The policy definition in 063 corresponds to the latter interpretation, i.e. it is dependent on the time horizon we’re in. At each time step, we have a mixed strategy. Considering policies with rolling histories of states would be an interesting and significant challenge for future work.

The suggested paper on tractable objectives is relevant and we will be including it in our related work. It would indeed be an interesting exercise to compare our tractable objective CER with the tractable objectives provided by [Katherine and Bowling].


Reviewer 7:

While this is a subjective issue, we wished to indicate that SAA analysis is a very well known topic in Stochastic Optimization and hence we have included it in supplementary material. Leaving that aside, like many other previous NIPS papers (http://books.nips.cc/nips24.html), we have only included detailed proofs for a few of the propositions (for which proof sketches are provided in main paper) and pseudocode (intuition for algorithm provided in main paper) in supplementary material.

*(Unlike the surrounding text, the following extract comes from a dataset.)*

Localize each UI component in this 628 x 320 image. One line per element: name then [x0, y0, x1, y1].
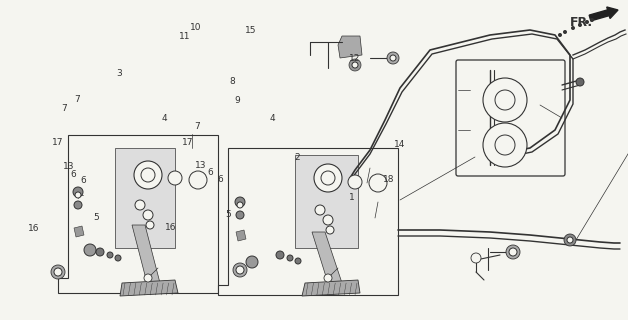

We will fix the minor comments regarding missing definitions of symbols and descriptions/intuitions in the paper.

1.62: Ours is a finite horizon problem and hence we provide a mapping from states to probability distribution over actions at each time step. We denote this using the set representation.

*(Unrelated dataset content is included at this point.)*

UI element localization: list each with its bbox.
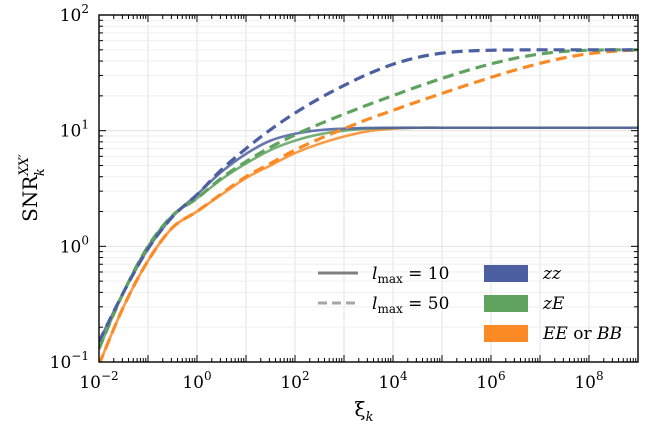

1.76: Intuitively, creg can be considered as accumulation of expected regrets at each time step. Informally, it would be a myopic variant of traditional regret.

1.88: v^{0,#} is an intermediate symbol, which represents upper bound on expected value obtained by transitioning according to actions of the given policy.

1.89: While trivial, the goal with Corollary 1 was to provide a condition where creg and reg would be equal.

1.111: It is “times” or cross product. In that equation, it represents the cross product of uncertainty distributions over all states, actions and decision epochs.

1.253: In the context of sampling, distance between two samples represents the difference in optimal policies of two samples. If two samples are close, the optimal policies are similar. We chose entropy for computing similarity in policies, because it is directly proportional to distance between samples. If two samples are close (distance wise), the optimal policies are similar and hence the expression in 1.261 for entropy returns a low value. On the other hand, if two samples are far, optimal policies are dissimilar and hence entropy is high.

1.287: Optimal substructure is a property where in optimal solutions can be constructed efficiently from optimal solutions to subproblems. In our case, the structure implies that optimal creg policy for a higher horizon problem can be computed from optimal policy for lower horizon problem.

1.418: Y-axis represents expected value.